SouthPorticoAdvisory Board members and staff of the Center for Climate and Security react to climate change listed as a “top strategic risk” in the Obama Administration’s National Security Strategy:

Lieutenant General John G. Castellaw, USMC (ret): “The U.S. military understands that climate change presents strategic risks to the nation. The National Security Strategy follows that logic. Time for policy-makers to do something about it.”

Rear Admiral David W. Titley, USN (ret): “I am very encouraged to see that the Administration continues to recognize climate change as an accelerating risk to our national security.  Highlighting this reality is critical; now is the time for all policy-makers to respond to this reality by further developing and adequately funding the comprehensive set of measures required to successfully manage this accelerating risk.”

Lukas Haynes: “Climate change is not only one strategic risk, as this strategy prioritizes it. Scientists have already made the case that climate disruption will exacerbate the other top risks the Administration highlights: degradation of critical homeland infrastructure, global economic impacts, new infectious disease vectors, energy infrastructure disruptions—as New York and New Jersey saw after hurricane Sandy–and impacts on the large populations and governments of weak and failing states. If governments do not act to stabilize and reduce greenhouse gas emissions, they face a security risk with profound consequences like none that human civilization has ever seen.”

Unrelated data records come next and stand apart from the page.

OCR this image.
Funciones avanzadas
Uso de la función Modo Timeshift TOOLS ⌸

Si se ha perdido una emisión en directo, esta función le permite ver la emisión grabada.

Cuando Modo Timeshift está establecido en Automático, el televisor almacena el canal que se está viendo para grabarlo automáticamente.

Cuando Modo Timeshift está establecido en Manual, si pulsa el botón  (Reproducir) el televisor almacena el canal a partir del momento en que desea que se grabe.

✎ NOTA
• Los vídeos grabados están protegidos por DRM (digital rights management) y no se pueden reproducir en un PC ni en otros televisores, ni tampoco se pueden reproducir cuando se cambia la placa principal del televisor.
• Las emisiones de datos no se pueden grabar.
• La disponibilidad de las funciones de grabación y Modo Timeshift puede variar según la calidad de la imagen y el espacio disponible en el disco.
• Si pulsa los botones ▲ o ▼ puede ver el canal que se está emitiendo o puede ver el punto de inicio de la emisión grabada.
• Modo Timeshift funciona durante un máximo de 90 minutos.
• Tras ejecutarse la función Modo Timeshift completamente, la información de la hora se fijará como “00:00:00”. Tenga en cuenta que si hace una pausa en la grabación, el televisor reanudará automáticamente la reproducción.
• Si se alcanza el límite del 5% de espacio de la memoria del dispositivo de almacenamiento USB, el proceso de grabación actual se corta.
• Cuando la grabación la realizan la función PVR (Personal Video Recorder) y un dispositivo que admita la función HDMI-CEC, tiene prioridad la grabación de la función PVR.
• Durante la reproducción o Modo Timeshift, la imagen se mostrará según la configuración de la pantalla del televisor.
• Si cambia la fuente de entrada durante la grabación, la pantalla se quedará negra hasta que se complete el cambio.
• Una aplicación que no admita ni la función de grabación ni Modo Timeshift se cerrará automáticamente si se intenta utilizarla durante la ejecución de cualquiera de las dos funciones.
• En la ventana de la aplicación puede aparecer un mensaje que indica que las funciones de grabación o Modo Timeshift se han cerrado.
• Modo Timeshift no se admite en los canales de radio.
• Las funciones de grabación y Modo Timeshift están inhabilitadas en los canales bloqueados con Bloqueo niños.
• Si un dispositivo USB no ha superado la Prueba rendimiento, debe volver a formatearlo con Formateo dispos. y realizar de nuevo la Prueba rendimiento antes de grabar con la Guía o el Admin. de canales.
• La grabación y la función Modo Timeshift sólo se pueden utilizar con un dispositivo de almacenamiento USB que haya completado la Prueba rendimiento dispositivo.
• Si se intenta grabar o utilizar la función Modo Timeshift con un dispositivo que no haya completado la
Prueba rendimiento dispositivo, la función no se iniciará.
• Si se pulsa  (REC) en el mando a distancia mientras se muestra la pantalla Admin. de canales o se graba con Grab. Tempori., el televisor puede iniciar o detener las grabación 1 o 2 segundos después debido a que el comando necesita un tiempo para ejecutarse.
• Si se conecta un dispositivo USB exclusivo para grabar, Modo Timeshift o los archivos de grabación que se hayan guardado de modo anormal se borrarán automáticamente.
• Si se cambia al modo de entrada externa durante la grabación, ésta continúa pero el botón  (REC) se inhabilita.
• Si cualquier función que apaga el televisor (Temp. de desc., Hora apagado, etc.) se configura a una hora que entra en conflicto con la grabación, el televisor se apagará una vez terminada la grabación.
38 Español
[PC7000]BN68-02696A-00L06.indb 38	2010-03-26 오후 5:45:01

Dr. Marcus King: “The 2015 National Security Strategy prioritizes the risks climate change poses to vital transport, water, and energy systems in the most vulnerable nations.  It highlights the urgent need for a bipartisan-consensus on climate change and national security that informs a strategy to address these risks to forestall instability and conflict.”

Francesco”Frank” Femia and Caitlin Werrell: “The National Security Strategy, echoing the Department of Defense’s Quadrennial Defense Review, rightfully identifies climate change as one of the top strategic risks to the United States. The ball is now in the court of our nation’s policy-makers to advance solutions that are commensurate to the threat.”